Wednesday, November 5, 2014

Well, That Scared Me

Saying it scared me is putting it mildly, really.

Yesterday I took Isaac to the park near my home, where we go all the time.  All summer long, I've been letting him run off leash there.

Please don't tell me that was unwise, because I realize that now.  I felt it was OK because A) the park sits way back from the road and the trails are away from any roads B) we are almost always the only ones at the park when we go during the week so there is no risk of him bothering anyone else or of encountering any aggressive dogs C) his recall is pretty good, though it is not perfect (and we ARE going to be working on it!). 

What Isaac usually does is run a short ways ahead of me, then run back to where I am, then head off the trail a short ways, then come back to where I am, etc.  He often seems to be checking in with me to make sure I don't get lost.  He rarely goes out of my sight and when he does, I can usually hear him because he likes to go crashing through the brush.  If I don't see or hear him, I call him and he comes back to me.  Not always instantly, but within a minute or two.  So we've been doing this all summer and it's been fine.

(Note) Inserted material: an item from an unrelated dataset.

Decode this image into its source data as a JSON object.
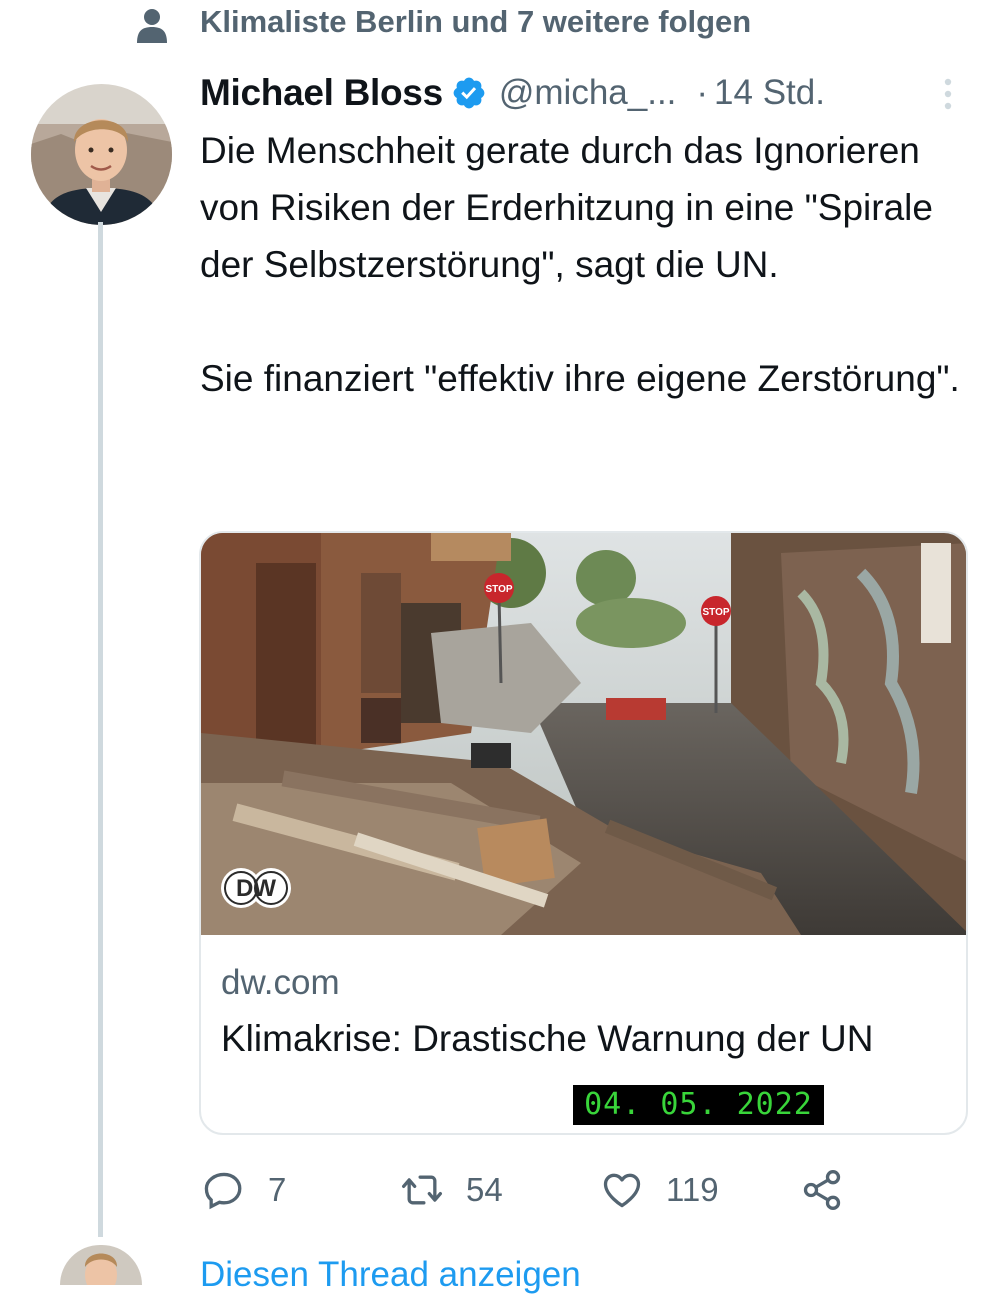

Today, we were going down this steep hill.  Isaac went ahead of me and reached the bottom first.  I saw him down there, rolling in some leaves.  Then I took my eyes off him so I could watch where I was putting my feet because it was very steep and I didn't want to fall.  When I got to the bottom of the hill, I did not see Isaac.  There was a little bend in the trail and I went around that bend, thinking I'd see him there.  There is a creek there that he likes to play in.  I did not see him, so I called him.  He did not come.

After about 20 minutes of calling, and still no Isaac, I was starting to panic.  I didn't know what to do because if I tried to go look for him, I wasn't sure which way to go.  The trail went in a couple different directions shortly after going around that bend, and I didn't know which why he'd gone, or if he was even on a trail, and I was afraid I'd pick the wrong direction and end up going further away from him.

I called a friend who works nearby and he came over to help me look for Isaac.  It was about 30 minutes before he could get there, though.  By then, I was hoarse from yelling for Isaac.  My throat hurt, I was thirsty, I was panicking.  My anxiety meds were back at the car but I was afraid to go back to the car because it was at least a mile from where I was and I was afraid to leave the area where I'd last seen Isaac.  I was terrified something had happened to him and thinking what a terrible dog owner I was.

I don't know how to convey the level of panic I was feeling.  I think the anxiety, the worry that something might have happened to him, was pretty reasonable, fairly rational.  But then my thinking started going really crazy.  Really illogical, irrational.  Which it does.  Which is one of the reasons it's so important to take my anxiety meds at the beginning of an anxiety attack, and which is why Isaac is trained to bring me those meds at the beginning of an anxiety attack.

But they were back at the car.  I have thought about that and decided I need to carry some with me on hikes from now on.

But anyway, my thinking was going in all sorts of crazy directions.  I was thinking that Isaac was hurt, that he would be dead, and that then I would have to kill myself.  I was thinking that I never should have gotten a dog because I should have known something bad would happen so it would be all my fault when it did.  Because I wasn't supposed to have anyone that loved me.  I was really thirsty and thought I was probably getting dehydrated (which was rational, because I'd been crying and yelling for Isaac for more than half an hour and we'd walked a ways before that so it had been a long time since I had anything to drink) and I knew I needed my meds but thought that I wasn't supposed to go back to the car to get them because I was supposed to suffer because I was being punished for being such a bad person.

Finally my friend got there.  He pulled into the little parking area and called me on my cell phone.  Isaac was lying there by my car.  He was by the back door on the side where he usually gets in.  He recognized my friend's car and got up and looked happy to see him.  My friend said he looked like he was fine.

I got back to the car as fast as I could.  Isaac did indeed seem fine.  I think that for some reason he got too far away from me and ended up just finding his way back to the car and waited for me there.  I think it was really smart of him to find the car and wait for me there.  But I was so, so scared when I couldn't find him.

It will be a while before Isaac gets to be off leash anywhere besides a fenced in dog park, I think.  I am going to hire a local trainer to help me work on his recall.  Like I said, I think his recall is pretty good but it is clearly not perfect and it is apparently not good enough to be off leash anywhere that is not fenced in.